Dit is slechts een aantal voorbeelden van concrete stappen en resultaten waarmee het NKS bijdraagt aan een transparante en verantwoordelijke onderbouwing van het beleid. Meer voorbeelden vindt u in de bijlage «Voortgang Nationaal Kennisprogramma Stikstof 2024».

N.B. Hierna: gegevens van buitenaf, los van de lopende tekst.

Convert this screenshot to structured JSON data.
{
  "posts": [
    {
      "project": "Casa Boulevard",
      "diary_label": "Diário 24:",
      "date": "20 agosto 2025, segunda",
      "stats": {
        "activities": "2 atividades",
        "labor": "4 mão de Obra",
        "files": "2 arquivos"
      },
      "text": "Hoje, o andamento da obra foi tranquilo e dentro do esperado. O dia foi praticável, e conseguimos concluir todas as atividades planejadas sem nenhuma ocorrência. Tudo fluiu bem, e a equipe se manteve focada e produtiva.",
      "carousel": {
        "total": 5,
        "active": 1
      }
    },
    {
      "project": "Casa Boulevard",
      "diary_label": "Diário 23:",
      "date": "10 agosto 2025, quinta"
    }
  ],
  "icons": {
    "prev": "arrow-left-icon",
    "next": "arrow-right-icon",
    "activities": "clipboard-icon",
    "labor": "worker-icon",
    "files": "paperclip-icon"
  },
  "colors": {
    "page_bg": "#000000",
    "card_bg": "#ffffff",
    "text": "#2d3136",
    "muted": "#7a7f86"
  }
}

Verhogen van de nauwkeurigheid van de metingen en de modellen

Zoals hierboven en in de bijlage «Voortgang Nationaal Kennisprogramma Stikstof 2024» toegelicht, is met het NKS belangrijke voortgang geboekt, maar we zijn er nog niet. Samen met provincies en kennisinstellingen wil ik met het NKS de kennisbasis voor het bepalen en monitoren van de stikstofdruk meer en meer nauwkeurig en transparant maken. Daarom ga ik verder op de ingezette lijn. Bijvoorbeeld door op meer punten te meten en in te zetten op gebruik van innovatieve meetmethoden in aanvulling op de bestaande meetnetten. Hierbij kunt u denken aan het verder verkennen van het gebruik van satellietmetingen, mobiele metingen en nieuwe generaties sensoren voor het meten van ammoniak in de buitenlucht.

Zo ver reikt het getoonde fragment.